Por isso, o encontro em Washington deve ser lido como parte de uma estratégia maior. Não é ponto de chegada. É ponto de inflexão. O Brasil ganhou uma oportunidade para negociar tarifas, reposicionar a agenda comercial, afirmar soberania sobre minerais críticos e mostrar que não aceitará ser arrastado passivamente para a disputa entre Washington e Pequim. Ao mesmo tempo, terá de transformar discurso em política industrial concreta. Sem isso, a defesa da soberania mineral pode virar apenas frase bonita. Com isso, pode se tornar base de um novo ciclo de desenvolvimento.
O saldo político imediato é favorável a Lula. Trump, que poderia usar a reunião para constranger o Brasil, preferiu elogiar o encontro. A imprensa internacional registrou a tentativa de reaproximação. A imprensa chinesa destacou a autonomia brasileira. A imprensa brasileira acompanhou o movimento como episódio relevante da relação bilateral. E o governo brasileiro conseguiu apresentar a viagem como demonstração de força diplomática.

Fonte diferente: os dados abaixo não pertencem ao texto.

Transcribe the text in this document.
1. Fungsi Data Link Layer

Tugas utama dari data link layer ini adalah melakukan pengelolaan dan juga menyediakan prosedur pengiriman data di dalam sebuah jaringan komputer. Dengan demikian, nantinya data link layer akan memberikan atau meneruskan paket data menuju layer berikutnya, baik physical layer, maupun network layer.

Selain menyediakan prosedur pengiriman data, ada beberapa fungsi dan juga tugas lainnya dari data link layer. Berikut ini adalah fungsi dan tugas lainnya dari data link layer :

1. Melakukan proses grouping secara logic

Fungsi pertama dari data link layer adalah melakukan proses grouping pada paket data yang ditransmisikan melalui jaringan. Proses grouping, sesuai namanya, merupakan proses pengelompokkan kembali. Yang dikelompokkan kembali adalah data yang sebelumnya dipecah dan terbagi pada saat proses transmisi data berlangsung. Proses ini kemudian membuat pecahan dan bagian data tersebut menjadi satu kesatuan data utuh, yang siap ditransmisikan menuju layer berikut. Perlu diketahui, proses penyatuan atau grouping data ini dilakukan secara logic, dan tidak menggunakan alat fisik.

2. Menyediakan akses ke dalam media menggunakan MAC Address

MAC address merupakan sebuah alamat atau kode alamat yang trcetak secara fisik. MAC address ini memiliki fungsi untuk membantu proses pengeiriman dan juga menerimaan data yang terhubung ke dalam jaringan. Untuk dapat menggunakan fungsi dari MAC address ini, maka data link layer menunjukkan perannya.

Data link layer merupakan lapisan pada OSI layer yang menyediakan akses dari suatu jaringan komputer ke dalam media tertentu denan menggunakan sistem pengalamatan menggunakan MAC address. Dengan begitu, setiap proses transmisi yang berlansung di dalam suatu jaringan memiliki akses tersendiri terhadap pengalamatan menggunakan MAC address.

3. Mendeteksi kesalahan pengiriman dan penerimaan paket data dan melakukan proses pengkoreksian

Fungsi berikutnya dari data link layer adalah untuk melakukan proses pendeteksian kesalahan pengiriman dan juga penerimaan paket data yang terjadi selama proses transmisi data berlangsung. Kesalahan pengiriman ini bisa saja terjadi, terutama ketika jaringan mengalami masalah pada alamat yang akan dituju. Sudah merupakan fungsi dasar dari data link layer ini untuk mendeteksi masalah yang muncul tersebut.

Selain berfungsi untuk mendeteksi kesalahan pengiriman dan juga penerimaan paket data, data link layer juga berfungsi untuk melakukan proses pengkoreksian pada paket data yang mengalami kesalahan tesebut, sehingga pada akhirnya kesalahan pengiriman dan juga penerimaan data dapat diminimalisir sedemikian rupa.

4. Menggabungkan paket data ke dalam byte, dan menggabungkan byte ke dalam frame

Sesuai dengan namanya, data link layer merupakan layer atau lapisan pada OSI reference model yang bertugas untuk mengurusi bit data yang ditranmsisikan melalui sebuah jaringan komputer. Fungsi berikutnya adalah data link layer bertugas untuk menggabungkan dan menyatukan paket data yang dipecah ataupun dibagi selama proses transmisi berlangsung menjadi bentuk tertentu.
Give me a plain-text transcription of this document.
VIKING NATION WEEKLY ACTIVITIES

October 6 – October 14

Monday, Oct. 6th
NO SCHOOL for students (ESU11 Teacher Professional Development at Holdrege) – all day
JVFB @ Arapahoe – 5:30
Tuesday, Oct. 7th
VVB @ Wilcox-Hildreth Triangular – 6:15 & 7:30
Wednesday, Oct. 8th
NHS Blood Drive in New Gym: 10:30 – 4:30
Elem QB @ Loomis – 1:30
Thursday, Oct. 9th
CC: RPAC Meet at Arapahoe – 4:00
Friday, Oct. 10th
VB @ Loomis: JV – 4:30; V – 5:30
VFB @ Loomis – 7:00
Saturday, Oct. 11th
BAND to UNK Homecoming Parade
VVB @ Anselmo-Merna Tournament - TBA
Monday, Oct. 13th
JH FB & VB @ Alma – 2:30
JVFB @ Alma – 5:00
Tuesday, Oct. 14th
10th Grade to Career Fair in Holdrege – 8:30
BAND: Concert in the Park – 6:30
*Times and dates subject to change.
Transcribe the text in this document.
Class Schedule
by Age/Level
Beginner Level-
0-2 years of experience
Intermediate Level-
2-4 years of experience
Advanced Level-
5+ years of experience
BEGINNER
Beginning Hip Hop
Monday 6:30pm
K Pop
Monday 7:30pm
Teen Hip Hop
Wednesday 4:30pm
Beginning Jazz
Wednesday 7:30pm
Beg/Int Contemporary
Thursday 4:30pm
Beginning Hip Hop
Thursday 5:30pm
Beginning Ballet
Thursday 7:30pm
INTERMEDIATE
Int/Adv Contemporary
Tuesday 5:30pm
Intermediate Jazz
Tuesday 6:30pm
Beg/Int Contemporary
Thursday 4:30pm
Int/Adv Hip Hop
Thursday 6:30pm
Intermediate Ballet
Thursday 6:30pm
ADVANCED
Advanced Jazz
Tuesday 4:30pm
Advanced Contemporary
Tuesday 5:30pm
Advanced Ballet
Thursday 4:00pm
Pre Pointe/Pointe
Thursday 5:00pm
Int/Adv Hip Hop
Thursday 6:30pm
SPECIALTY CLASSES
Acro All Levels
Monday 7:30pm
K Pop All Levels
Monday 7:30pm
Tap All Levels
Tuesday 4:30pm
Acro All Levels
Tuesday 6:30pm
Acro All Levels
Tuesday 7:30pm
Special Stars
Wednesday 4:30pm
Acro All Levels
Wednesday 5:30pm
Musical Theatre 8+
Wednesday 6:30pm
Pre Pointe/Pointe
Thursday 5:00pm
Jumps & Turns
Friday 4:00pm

Mas o teste real virá nos próximos 30 dias. Será nesse período que as equipes técnicas deverão tentar avançar nas tarifas. Será também nesse intervalo que se verá se Washington está disposto a transformar cordialidade em concessões concretas. A história mostra que os Estados Unidos raramente abrem mão de instrumentos de pressão sem contrapartidas. O Brasil, portanto, precisará manter firmeza, coordenação técnica e capacidade de comunicação pública para evitar que a negociação seja capturada por interesses empresariais ou eleitorais.
Mesmo com essas cautelas, a imagem que fica é poderosa. Um presidente brasileiro, vindo da classe trabalhadora, aos 80 anos, sentado na Casa Branca diante de Donald Trump, discutindo tarifas, minerais críticos, soberania industrial, China, segurança e comércio global, sem abdicar da autonomia nacional. Em tempos de líderes fabricados por marketing digital, bilionários que compram influência política e governos que confundem diplomacia com espetáculo, Lula ainda opera com uma gramática antiga e rara: a gramática da política como construção histórica.
É isso que explica a força do episódio. O Brasil não saiu de Washington como colônia pedindo autorização. Saiu como país que sabe que tem peso, território, povo, recursos, mercado, diplomacia e história. Lula não resolveu todos os problemas. Nenhum encontro de três horas resolveria. Mas recolocou o Brasil em posição de negociação. E, em um mundo no qual a soberania passou a ser disputada molécula por molécula, dado por dado, minério por minério, tarifa por tarifa, isso não é pouco.
O encontro com Trump mostrou que o Brasil pode conversar com o centro do poder norte-americano sem abrir mão de sua relação com a China, sem abandonar o Sul Global, sem renunciar aos BRICS e sem aceitar que seus recursos estratégicos sejam apropriados sem projeto nacional. Essa é a essência do estadismo em tempos de guerra econômica: saber conversar com todos, depender de ninguém e colocar o interesse nacional acima da pressão dos impérios.
Se a história confirmará Lula como o maior estadista brasileiro, caberá ao tempo, aos fatos e à memória nacional decidir. Mas Washington deixou uma evidência difícil de ignorar: Lula voltou a demonstrar que é hoje uma das poucas lideranças capazes de transformar crise em negociação, pressão em oportunidade e soberania em linguagem concreta de poder.